Our enthu pops did not sleep perhaps, busy with his wud-b on phone, n so had the privilege to c the sunrise, which was damn good(I made it out from pics).V started late n had a sumptuous brunch at the resort, n then headed for the lake. V took a row-boat for boating, though aps was more interested in kay-kaying. After a lot of photography skills, v decided 2 move, not b4 some shopping of local things like honey, spices, ayurvedic medicines. Pooket Lake has a shop for all these purposes.

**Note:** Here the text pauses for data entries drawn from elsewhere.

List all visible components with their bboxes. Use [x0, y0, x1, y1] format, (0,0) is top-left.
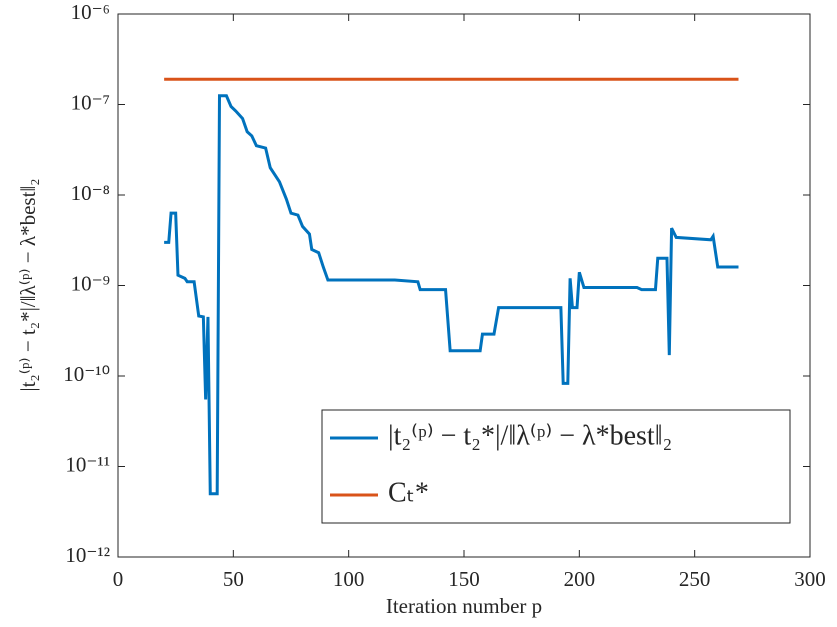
x-axis-label: Iteration number p — [386, 594, 542, 618]
x-tick-label: 300 — [794, 567, 826, 591]
x-tick-label: 250 — [679, 567, 711, 591]
x-tick-label: 150 — [448, 567, 480, 591]
y-tick-label: 10⁻⁷ — [71, 90, 110, 114]
y-tick-label: 10⁻¹² — [65, 543, 110, 567]
line-series — [164, 94, 739, 496]
y-tick-label: 10⁻¹¹ — [65, 452, 110, 476]
x-tick-label: 50 — [223, 567, 244, 591]
y-tick-label: 10⁻⁸ — [71, 181, 110, 205]
legend-label: Cₜ* — [388, 477, 429, 508]
y-tick-label: 10⁻¹⁰ — [63, 362, 110, 386]
y-axis-label: |t₂⁽ᵖ⁾ − t₂*|/‖λ⁽ᵖ⁾ − λ*best‖₂ — [16, 178, 40, 391]
x-tick-label: 100 — [333, 567, 365, 591]
y-tick-label: 10⁻⁶ — [71, 0, 110, 24]
y-tick-label: 10⁻⁹ — [71, 271, 110, 295]
legend-box — [321, 409, 791, 524]
x-tick-label: 0 — [113, 567, 124, 591]
x-tick-label: 200 — [564, 567, 596, 591]
legend-label: |t₂⁽ᵖ⁾ − t₂*|/‖λ⁽ᵖ⁾ − λ*best‖₂ — [388, 420, 672, 451]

V then headed to the Sunrise point named Lakkidi. It was good view from the top. V added a bit of ice-creams to enjoy the scenic beauty. V then headed to c the Chain Tree, where it is said at some point of time a spirit was hanged to death. The next stop was at a bamboo factory, as aps n pops were much interested in looking at showpieces for their home. I just went along. We reached the Oravu factory in Kalpetta, where we didn't find much stuff, as it was a training ground. They asked us to visit the showroom at Kalpetta. We went there but din find much stuff. So, we decided to cut short n head back, so tht v can start back to Bglr. in time. Coming back v talked abt the yrs. passed by, our latest crushes, affairs , all the senti stuff.
So, tht was our trip to Wayanad. I wud suggest ne adventurist to visit this place, esp. the waterfalls. It is also not expensive, n is much more worth than visiting a disc or a pub in city like Bglr.
All in all, it was wht Dil Chahta Hai.